Adding System Metrics with a Collector
The examples above (except Datadog) send OTLP directly from Enzyme to the backend. This covers Enzyme's own traces and metrics, but not system-level metrics like CPU, memory, and disk usage.
To get system metrics, run an OpenTelemetry Collector alongside Enzyme with the Host Metrics receiver enabled. Point Enzyme at the collector instead of the backend, and have the collector forward everything upstream.

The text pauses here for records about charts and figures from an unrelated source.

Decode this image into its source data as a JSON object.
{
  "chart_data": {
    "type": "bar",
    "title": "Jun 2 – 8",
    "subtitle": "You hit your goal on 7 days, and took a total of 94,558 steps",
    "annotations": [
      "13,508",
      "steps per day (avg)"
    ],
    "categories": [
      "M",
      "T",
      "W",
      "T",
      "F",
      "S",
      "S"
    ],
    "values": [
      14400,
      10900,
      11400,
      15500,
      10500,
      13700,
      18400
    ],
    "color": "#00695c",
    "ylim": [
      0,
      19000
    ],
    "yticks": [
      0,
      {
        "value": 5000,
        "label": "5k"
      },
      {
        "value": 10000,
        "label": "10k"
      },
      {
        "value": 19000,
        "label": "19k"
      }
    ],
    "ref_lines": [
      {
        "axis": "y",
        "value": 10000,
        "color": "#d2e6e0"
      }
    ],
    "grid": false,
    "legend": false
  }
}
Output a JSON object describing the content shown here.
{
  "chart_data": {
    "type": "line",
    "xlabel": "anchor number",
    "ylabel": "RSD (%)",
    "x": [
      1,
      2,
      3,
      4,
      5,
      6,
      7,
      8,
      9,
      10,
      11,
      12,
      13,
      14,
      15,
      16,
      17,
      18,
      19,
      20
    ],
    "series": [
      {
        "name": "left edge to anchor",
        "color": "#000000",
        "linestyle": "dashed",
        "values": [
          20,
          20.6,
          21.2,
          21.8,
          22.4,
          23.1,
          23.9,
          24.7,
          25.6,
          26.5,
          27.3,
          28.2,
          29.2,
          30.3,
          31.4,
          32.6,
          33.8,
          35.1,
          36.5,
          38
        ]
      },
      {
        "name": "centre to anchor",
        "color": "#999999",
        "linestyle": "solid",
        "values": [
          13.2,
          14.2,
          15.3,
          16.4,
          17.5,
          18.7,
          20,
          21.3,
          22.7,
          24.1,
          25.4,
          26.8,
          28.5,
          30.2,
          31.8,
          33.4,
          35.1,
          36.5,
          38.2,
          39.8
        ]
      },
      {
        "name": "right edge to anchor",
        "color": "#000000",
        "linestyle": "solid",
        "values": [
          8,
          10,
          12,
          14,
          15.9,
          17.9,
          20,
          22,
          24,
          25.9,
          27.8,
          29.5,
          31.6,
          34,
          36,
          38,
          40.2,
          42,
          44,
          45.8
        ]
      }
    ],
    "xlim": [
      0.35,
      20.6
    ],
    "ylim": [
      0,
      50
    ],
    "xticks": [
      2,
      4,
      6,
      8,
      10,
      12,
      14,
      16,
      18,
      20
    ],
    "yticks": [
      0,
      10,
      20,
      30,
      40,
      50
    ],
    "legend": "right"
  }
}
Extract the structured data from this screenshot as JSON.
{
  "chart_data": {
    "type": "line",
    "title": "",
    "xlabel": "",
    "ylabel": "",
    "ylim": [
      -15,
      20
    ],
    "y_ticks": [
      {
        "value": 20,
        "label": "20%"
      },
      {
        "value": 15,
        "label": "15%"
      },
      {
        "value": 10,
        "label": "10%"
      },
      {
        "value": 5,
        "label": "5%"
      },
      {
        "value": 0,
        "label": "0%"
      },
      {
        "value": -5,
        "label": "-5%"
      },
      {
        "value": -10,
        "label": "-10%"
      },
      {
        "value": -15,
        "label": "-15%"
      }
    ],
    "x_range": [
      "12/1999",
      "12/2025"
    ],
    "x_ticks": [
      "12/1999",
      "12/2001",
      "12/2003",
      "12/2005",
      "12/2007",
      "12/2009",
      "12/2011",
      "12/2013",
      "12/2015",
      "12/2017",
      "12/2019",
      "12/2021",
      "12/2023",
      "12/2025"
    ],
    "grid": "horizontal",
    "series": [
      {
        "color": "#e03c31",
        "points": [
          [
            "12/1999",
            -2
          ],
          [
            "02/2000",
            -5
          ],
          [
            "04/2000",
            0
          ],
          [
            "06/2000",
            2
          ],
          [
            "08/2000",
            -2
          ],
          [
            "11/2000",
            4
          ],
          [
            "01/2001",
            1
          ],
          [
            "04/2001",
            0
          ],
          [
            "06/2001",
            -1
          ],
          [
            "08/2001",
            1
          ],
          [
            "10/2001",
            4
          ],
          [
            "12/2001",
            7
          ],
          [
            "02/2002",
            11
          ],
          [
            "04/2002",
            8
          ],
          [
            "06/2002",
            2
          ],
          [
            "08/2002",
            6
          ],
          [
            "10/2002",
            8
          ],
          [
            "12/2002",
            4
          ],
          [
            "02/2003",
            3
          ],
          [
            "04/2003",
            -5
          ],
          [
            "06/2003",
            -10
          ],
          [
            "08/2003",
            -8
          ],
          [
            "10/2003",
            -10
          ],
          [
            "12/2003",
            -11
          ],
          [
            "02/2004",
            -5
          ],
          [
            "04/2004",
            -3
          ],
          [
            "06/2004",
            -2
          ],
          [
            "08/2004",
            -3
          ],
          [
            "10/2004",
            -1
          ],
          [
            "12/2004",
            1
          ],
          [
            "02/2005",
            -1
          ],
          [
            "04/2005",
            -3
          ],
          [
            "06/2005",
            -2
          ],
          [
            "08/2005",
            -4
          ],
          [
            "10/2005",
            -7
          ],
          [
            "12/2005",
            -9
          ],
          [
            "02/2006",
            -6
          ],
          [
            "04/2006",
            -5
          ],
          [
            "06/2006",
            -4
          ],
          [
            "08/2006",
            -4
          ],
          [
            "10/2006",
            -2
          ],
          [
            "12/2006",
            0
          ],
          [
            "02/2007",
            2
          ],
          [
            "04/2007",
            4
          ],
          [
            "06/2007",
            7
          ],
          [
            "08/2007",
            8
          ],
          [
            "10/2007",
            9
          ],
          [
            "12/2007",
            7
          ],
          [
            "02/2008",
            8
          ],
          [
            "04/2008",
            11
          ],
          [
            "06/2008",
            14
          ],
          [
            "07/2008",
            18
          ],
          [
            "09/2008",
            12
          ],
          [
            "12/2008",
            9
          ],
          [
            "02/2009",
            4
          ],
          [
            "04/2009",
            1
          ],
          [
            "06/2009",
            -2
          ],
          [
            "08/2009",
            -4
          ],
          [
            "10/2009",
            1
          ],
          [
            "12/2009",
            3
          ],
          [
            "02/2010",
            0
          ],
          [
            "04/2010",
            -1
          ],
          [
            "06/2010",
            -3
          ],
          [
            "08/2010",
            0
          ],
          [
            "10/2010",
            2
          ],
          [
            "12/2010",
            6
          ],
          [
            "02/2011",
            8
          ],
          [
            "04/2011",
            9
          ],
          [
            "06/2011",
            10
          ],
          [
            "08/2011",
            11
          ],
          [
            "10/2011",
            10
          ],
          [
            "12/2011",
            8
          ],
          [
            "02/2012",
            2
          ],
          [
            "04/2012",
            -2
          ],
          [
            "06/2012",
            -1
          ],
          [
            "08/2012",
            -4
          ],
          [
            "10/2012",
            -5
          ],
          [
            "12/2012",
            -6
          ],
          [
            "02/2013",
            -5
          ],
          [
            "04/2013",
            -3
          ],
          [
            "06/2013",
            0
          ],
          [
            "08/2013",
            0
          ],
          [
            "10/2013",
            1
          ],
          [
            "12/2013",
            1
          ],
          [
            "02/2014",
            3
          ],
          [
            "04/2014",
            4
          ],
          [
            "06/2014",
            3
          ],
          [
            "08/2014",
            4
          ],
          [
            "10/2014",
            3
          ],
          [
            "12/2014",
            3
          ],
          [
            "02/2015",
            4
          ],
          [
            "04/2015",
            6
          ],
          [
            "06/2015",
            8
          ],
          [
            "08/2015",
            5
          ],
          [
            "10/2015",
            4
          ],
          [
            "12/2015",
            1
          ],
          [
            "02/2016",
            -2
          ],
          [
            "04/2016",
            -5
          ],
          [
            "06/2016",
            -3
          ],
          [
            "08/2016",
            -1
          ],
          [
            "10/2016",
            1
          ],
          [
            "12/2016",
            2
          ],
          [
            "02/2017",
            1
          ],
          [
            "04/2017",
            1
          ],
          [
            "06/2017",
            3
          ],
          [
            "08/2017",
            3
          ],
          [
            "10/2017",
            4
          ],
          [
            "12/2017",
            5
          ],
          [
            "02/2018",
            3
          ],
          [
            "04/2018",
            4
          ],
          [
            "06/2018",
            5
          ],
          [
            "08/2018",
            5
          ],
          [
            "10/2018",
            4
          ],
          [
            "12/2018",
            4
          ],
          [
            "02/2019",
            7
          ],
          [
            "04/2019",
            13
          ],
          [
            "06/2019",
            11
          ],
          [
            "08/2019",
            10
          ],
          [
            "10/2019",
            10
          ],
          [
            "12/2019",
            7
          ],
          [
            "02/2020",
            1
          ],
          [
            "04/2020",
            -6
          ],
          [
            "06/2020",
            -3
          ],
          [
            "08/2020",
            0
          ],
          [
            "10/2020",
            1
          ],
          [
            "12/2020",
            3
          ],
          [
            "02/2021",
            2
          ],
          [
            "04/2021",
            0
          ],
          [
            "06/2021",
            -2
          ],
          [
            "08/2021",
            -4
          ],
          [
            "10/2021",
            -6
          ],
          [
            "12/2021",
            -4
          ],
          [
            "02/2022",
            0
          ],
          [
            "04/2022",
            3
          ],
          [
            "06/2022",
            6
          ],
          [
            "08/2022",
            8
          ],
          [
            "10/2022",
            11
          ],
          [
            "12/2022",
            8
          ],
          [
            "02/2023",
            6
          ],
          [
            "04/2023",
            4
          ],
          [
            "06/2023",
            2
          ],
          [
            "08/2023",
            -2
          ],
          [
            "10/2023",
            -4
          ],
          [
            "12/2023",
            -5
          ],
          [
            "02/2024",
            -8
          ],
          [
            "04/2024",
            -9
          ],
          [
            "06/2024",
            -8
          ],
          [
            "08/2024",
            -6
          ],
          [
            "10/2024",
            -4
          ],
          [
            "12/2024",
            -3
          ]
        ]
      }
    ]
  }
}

# otel-collector-config.yaml
receivers:
otlp:
protocols:
grpc:
endpoint: 0.0.0.0:4317
hostmetrics:
collection_interval: 30s
scrapers:
cpu:
memory:
disk:
network:
exporters:
otlphttp:
endpoint: https://api.honeycomb.io
headers:
x-honeycomb-team: 'YOUR_API_KEY'
service:
pipelines:
traces:
receivers: [otlp]
exporters: [otlphttp]
metrics:
receivers: [otlp, hostmetrics]
exporters: [otlphttp]
Then point Enzyme at the collector:
telemetry:
enabled: true
endpoint: 'localhost:4317'
The Datadog Agent already works this way — it acts as a collector that gathers both OTLP data and system metrics.